Nesta toada Giddens (2007), na obra Mundo em descontrole, como resultado de uma série de palestras proferidas pelo autor em 1999, ao analisar o impacto da globalização em nossas vidas, bem asseverou quanto a evolução comunicacional que a comunicação eletrônica instantânea não se consubstancia apenas uma forma pela qual as notícias ou informações são trazidas a nós, mas que além disso sua existência altera a textura de nossas vidas e dada sua dimensão somos propelidos a uma ordem global.

Em definitivo, o ciberespaço não é um “espaço” sem leis ou sem regras, mas ao contrário, por se tratar ferramenta de interação mundial, as regras de todos os seus participantes devem ser observadas, daí a celeuma do tema – como identificar qual regra, de qual país e em que momento deverá ser utilizada para disciplinar as relações jurídicas havidas no espaço virtual diante da problemática da desterritorialização do ciberespaço.

Como bem pontuado por Lévy (1999, p. 210), as legislações locais só podem ser aplicadas em razão e nos limites das fronteiras do Estado que as emanou, assim, o ciberespaço possibilita que as leis sobre as relações jurídicas de toda natureza sejam violadas, bastando para tanto que o “servidor que distribua ou organize as comunicações violadoras esteja instalado em qualquer paraíso de dados”.

Desta forma a ciber segurança ou segurança no ciberespaço se tornou tema recorrente nas discussões sobre a proteção dos dados em diversos países após a denúncia, amplamente divulgada pelos meios de comunicação, de um esquema de espionagem feito por agências secretas dos Estados Unidos a diversos países, incluindo o Brasil, feita pelo ex-funcionário de uma empresa que presta serviços a Agência Nacional de Segurança (NSA), o norte-americano Edward Snowden.

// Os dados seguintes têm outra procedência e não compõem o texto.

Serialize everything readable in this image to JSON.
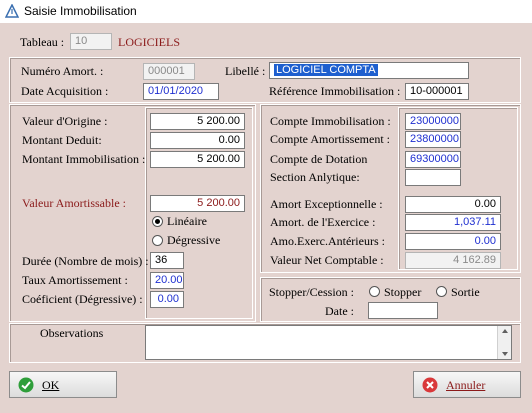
{
  "window": {
    "title": "Saisie Immobilisation"
  },
  "header": {
    "tableau_label": "Tableau :",
    "tableau_value": "10",
    "tableau_name": "LOGICIELS"
  },
  "ident": {
    "numero_label": "Numéro Amort. :",
    "numero_value": "000001",
    "libelle_label": "Libellé :",
    "libelle_value": "LOGICIEL COMPTA",
    "date_label": "Date Acquisition :",
    "date_value": "01/01/2020",
    "reference_label": "Référence Immobilisation :",
    "reference_value": "10-000001"
  },
  "values": {
    "origine_label": "Valeur d'Origine :",
    "origine_value": "5 200.00",
    "deduit_label": "Montant Deduit:",
    "deduit_value": "0.00",
    "immob_label": "Montant Immobilisation :",
    "immob_value": "5 200.00",
    "amortissable_label": "Valeur Amortissable :",
    "amortissable_value": "5 200.00",
    "lineaire_label": "Linéaire",
    "degressive_label": "Dégressive",
    "duree_label": "Durée  (Nombre de mois) :",
    "duree_value": "36",
    "taux_label": "Taux Amortissement :",
    "taux_value": "20.00",
    "coef_label": "Coéficient (Dégressive) :",
    "coef_value": "0.00"
  },
  "accounts": {
    "immob_label": "Compte Immobilisation :",
    "immob_value": "23000000",
    "amort_label": "Compte Amortissement :",
    "amort_value": "23800000",
    "dotation_label": "Compte de Dotation",
    "dotation_value": "69300000",
    "section_label": "Section Anlytique:",
    "section_value": "",
    "except_label": "Amort Exceptionnelle :",
    "except_value": "0.00",
    "exercice_label": "Amort. de l'Exercice :",
    "exercice_value": "1,037.11",
    "anterieurs_label": "Amo.Exerc.Antérieurs :",
    "anterieurs_value": "0.00",
    "vnc_label": "Valeur Net Comptable :",
    "vnc_value": "4 162.89"
  },
  "cession": {
    "label": "Stopper/Cession :",
    "stopper_label": "Stopper",
    "sortie_label": "Sortie",
    "date_label": "Date  :",
    "date_value": ""
  },
  "observations": {
    "label": "Observations"
  },
  "buttons": {
    "ok_label": "OK",
    "annuler_label": "Annuler"
  },
  "icons": {
    "app": "app-icon",
    "ok": "check-icon",
    "annuler": "cancel-icon"
  },
  "colors": {
    "field_blue": "#1f2fd0",
    "label_red": "#8b1a1a",
    "selection": "#1e5fcf"
  }
}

Antes mesmo da referida denúncia, Pérez Luño já noticiava que os Estados Unidos em colaboração com o Reino Unido, Canadá, Austrália e Nova Zelândia utilizavam um sistema de espionagem conhecido como Echelon que teria por característica principal o exercício do controle simultâneo de todas as comunicações, inclusive pela internet, por satélite (2010, p.107).

Em 26 de Abril de 2013, a Câmara dos Representantes dos EUA aprovou a lei de Compartilhamento e Proteção de Ciberinteligência (CISPA) com o discurso de “proporcionar o compartilhamento de certa inteligência e informações de ciberameaças entre a comunidade de inteligência e entidades de segurança cibernética”, para obrigar as empresas de comunicação informática, como os sítios de busca na rede e das redes sociais, a entregarem ao governo todos os dados que poderiam ser usados para combater ataques cibernéticos em prol da cibersegurança.

Entretanto, a CISPA tem sofrido diversas criticas das entidades vinculadas aos Direitos Humanos, inclusive, com ameaça de veto presidencial, pois atenta contra as liberdades e outros direitos garantidos, quando obriga as empresas eletrônicas a fornecerem os dados de seus usuários, mesmo sem motivar o pedido ou ordem judicial para tanto.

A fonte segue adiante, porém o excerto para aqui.